Fun fact: these falloff functions also work well with Signed Distance Fields for area lights (but avoid convex shapes)!

Multiple Lights

So what about multiple lights? There’s two main methods to consider:

• Forward Rendering: This is when you loop through an array of lights in the fragment shader, adding the lights together before blending with the scene. This is simpler to set up and more precise with blending, but you’re limited by GPU bandwidth. If you’re using a uniform array for light positions, radii and color, you probably want to cap the lights to around 32.

• Deferred Rendering: This is where you draw only one light at a time and combine them onto surface. Once you’ve looped through all the lights, you then blend the resulting surface with the scene. This allows you to draw as many lights as your hardware will allow (not limited by bandwidth). You can draw even more if draw the lights to light-radius circles instead of the full screen it helps with performance. If you do, you can’t use the inverse falloff the light never reaches zero, so every light contributes some to every pixel on the screen. This is very similar to the shaderless solution I suggested earlier, but now, with shaders you can multiply the light by the scene color with each light pass to get around the maximum light level problem!

Both methods have their strengths and drawbacks. My general rule is, if I need more than 32 lights simulataneously, I use deferred rendering. If I can use less, I’ll use forward rendering.

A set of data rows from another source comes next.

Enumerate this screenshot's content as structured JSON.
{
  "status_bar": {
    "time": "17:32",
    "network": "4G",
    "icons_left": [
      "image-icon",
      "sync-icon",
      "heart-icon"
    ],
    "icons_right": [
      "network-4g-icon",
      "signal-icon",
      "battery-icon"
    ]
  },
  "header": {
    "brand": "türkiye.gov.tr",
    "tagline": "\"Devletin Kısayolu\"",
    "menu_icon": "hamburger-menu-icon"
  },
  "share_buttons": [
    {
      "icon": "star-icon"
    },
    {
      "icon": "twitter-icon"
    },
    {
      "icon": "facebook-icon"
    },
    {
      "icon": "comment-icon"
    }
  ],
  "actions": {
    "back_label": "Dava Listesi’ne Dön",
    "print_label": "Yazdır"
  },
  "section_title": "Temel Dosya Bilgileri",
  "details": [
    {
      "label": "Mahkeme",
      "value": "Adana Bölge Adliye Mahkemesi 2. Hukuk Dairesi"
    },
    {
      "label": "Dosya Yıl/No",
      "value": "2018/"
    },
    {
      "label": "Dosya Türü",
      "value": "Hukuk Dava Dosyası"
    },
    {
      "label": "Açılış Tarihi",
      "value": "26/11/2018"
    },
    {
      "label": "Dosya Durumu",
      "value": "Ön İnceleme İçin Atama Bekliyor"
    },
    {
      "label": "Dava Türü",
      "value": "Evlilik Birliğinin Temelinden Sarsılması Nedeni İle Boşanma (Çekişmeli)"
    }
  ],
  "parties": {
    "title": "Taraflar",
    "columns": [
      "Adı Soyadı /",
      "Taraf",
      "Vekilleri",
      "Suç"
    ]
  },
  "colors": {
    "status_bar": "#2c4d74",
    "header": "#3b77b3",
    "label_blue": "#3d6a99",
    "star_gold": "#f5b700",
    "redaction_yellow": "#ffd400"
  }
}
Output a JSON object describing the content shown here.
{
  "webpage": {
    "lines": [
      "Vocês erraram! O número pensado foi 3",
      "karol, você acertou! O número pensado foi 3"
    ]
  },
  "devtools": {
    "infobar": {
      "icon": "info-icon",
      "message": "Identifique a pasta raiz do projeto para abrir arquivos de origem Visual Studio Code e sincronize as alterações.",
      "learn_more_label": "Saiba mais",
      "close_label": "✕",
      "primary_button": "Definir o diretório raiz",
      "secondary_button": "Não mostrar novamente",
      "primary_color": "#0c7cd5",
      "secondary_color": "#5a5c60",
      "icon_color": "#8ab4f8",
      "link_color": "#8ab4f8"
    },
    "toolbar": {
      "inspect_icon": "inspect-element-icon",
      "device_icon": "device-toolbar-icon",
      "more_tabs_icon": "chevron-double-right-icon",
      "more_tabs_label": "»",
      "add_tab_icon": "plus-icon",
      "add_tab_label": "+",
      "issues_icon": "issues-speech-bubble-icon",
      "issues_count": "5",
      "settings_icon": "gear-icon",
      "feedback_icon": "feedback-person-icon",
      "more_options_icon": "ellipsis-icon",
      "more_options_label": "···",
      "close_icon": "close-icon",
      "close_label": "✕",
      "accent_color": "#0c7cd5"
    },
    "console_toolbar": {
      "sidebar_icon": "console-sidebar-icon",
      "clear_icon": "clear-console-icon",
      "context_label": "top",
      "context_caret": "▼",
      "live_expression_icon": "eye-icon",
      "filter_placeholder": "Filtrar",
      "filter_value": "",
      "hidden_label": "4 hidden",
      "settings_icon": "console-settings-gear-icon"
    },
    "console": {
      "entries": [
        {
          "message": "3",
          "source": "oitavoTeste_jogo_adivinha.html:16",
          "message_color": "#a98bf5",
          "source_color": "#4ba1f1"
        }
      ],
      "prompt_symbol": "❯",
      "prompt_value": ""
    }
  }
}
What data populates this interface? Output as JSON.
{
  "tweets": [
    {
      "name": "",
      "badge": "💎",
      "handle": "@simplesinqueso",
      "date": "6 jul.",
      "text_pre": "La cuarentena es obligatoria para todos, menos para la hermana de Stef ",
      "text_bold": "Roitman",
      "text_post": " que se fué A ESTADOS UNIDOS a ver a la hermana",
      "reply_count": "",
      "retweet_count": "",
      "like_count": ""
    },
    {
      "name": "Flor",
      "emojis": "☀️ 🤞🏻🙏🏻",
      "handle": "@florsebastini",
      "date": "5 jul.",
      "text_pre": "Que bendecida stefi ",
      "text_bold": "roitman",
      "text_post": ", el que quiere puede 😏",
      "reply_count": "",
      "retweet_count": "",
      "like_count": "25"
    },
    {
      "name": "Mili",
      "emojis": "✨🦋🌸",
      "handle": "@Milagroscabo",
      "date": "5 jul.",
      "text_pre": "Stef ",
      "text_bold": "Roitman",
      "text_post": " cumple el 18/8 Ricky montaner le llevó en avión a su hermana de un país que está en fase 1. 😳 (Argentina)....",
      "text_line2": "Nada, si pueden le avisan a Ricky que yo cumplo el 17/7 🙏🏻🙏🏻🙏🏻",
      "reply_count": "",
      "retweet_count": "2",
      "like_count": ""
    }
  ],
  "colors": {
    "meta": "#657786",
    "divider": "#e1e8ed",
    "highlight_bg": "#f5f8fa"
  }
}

One of the issues with deferred rendering is that it’s limited by GM’s 8-bit surfaces. This means that each result of each individual light is rounded to the nearest 1/255th. So if you had 5 lights with light level of 0.2/255, the output should by 1/255, but the result is 0 because each step was rounded. This may sound like a very small error, but with enough lights these can errors compound and be visible.
You could do a hybrid of forward and deferred rendering by processing lights in small groups, but I’ll leave that as a exercise for the brave amount you!

Conclusion

The most important less here is do not use a subtract blendmode for lighting! Use additive (or bm_max) combine lights and a multiply blend mode for applying the lighting onto diffuse objects!
Also try play around with different falloff functions to see what lighting looks right for you! You can sometimes produce beautiful bloom-like results without needing an expensive bloom pass if you do it right.

If you want to support my work, I always appreciate tips.
Thanks for reading! Have a great weekend.